«J'en peux plus!» Cette expression si familière que personne n'y prête attention est bien plus noble qu'il n'y paraît. Pensez: elle a cours en France depuis le 14e siècle. Au moment où la peste noire et la Guerre de Cent ans ravageaient la France, on disait déjà «n'en plus pouvoir». Au siècle précédent, au temps de Philippe Auguste et de saint Louis, on était déjà «mal en point»: on l'est encore, huit cents ans après.
Voilà ce qu'on apprend en picorant dans le Bouquet des expressions imagées, un gros volume de 1700 pages où sont rassemblées les milliers de locutions qui émaillent ou ont émaillé le langage courant des Français, chez les bourgeois et dans le peuple, à la cour, aux champs et à l'usine. Pour mener à bien ce travail encyclopédique, les auteurs - Claude Duneton pour la première édition de 1990, Sylvie Claval pour cette version revue et augmentée - ont épluché des dizaines de dictionnaires et de récits littéraires ou populaires. Puis ils ont classé méticuleusement leur faramineuse cueillette: l'index final fait 450 pages. J’y ai picoré quelques expressions que voici:
● Pretantan, pretentaine
Il y a des formules qui meurent, dérivent où se transforment. En 1842, apparaît l'expression « aller par quatre chemins » qui évoque quelqu'un qui marche ou parle sans savoir où il va. Elle n'est plus usitée que sous sa forme négative - «ne pas aller par quatre chemins ».
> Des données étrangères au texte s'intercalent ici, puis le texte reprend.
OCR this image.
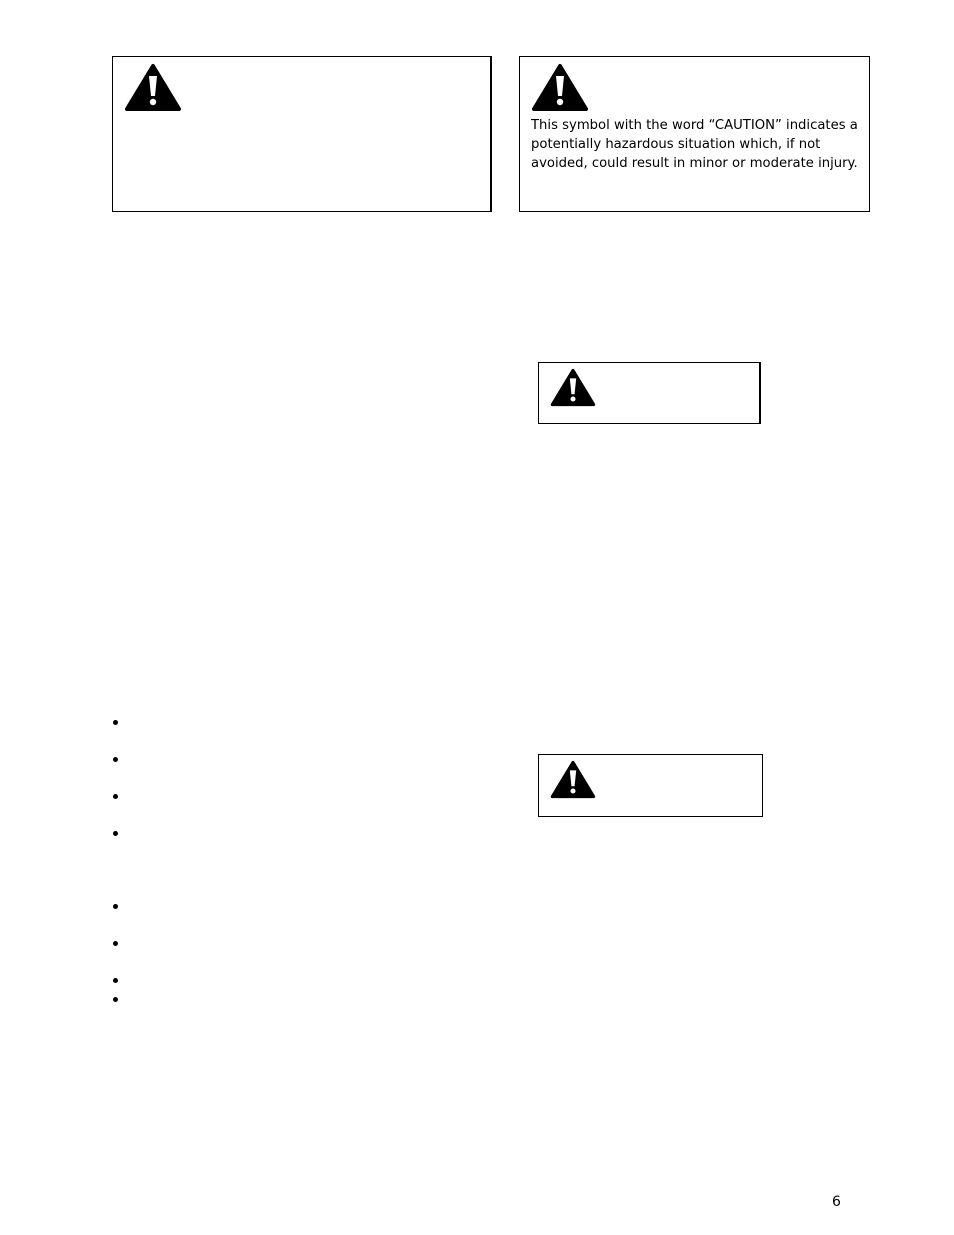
This symbol with the word “CAUTION” indicates a potentially hazardous situation which, if not avoided, could result in minor or moderate injury.

6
En 1642, on disait d'un homme qui allait et venait sans but ni raison qu'il « courait la prétentaine ». Utilisée au sujet d'une femme, l'expression prenait un sens figuré, signifiant que la personne du sexe se livrait à un vagabondage interdit par la bienséance et donc suspect de libertinage ! Le mot prétentaine ne nous est plus familier, et pour cause, il évoque un bruit qu'on n'entend plus au 21e siècle. Ménage expliquait dans son dictionnaire que c'est « une onomatopée du bruit que font les chevaux en galopant : pretantan, pretantan, pretantaine ».
● Sainte Geneviève et saint Marceau
L'amitié a inspiré de belles métaphores populaires. Au 17e, on disait de deux amis qu'ils étaient «comme les deux doigts de la main» ou «comme sainte Geneviève et saint Marceau». Au 18e, on est «amis comme cochons». Au 19e, on a «des atomes crochus avec quelqu'un» ; on est aussi «à tu et à toi» ou encore «cul et chemise».